Reynard gripped her arm. “Are you hurt?” he repeated.

“No.” She turned to look at him, careful not to raise her head too far. “How about you?”

“No.”

They lay still for a moment, breathing, listening to the dark spring night.

“Anyone trying to kill you these days?” she asked.

“Not outside the Castle.”

His eyes glittered. It might have been humor. She couldn’t quite tell. He was too closed, too different, like a map with no street names or landmarks. Just a lot of really nice geography.

Ashe swallowed hard, willing her jackhammer pulse to slow down. “Then the shooter must be after me.”

“A common occurrence?”

“Not since I moved to Fairview.” Shit. Shit. This was all supposed to be in the past. She had relocated, given up life on the road, scaled down the hunting to almost nothing—just the odd case. She’d let the word go out that she was retired. Sure, there’d always be some unhappy campers—friends and relatives of the supernatural monsters she’d exterminated—but even they’d grown quiet.

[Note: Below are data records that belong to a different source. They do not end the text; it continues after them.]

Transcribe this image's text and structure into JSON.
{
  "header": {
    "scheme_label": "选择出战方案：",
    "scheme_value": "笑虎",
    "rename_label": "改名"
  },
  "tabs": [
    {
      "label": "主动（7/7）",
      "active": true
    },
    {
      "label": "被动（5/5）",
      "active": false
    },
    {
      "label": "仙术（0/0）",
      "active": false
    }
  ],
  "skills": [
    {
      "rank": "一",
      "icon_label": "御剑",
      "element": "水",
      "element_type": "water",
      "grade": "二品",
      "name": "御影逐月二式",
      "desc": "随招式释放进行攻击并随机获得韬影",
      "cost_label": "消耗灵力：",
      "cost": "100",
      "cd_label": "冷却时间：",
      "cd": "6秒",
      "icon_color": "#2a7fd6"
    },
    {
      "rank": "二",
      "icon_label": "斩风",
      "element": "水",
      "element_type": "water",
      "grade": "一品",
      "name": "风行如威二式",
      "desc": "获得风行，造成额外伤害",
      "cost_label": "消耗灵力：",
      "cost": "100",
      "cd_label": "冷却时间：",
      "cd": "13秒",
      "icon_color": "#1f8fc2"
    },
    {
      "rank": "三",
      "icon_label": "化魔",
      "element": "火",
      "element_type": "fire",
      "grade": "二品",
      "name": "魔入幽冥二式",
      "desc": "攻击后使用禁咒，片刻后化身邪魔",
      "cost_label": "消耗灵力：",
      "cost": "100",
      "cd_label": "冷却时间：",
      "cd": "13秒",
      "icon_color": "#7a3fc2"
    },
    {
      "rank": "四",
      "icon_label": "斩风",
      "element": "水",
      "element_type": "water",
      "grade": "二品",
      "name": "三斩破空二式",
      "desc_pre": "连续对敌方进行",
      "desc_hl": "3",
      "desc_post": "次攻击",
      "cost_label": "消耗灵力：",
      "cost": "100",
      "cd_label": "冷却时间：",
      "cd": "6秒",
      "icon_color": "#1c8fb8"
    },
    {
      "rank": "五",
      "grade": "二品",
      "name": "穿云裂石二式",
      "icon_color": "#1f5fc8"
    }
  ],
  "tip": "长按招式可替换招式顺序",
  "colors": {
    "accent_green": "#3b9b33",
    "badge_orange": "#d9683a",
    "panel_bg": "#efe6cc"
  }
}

Quiet enough that Ashe had taken the risk of sending for her daughter.

Shit.

Ashe crawled backward, a slithering motion that brought her to the shadow of a thick bush. She rose into a crouch, molding her body to the shape of the greenery, hiding in the dense leaves. She guessed at the angle the bullets had traveled. That put the shooter high up the tall column of rock that formed the lookout in the center of the sunken garden. She knew there was a nearly vertical staircase that led up to the platform at the top, but it wasn’t lit at night. All she could see was the dark spire of stone blotting out the stars.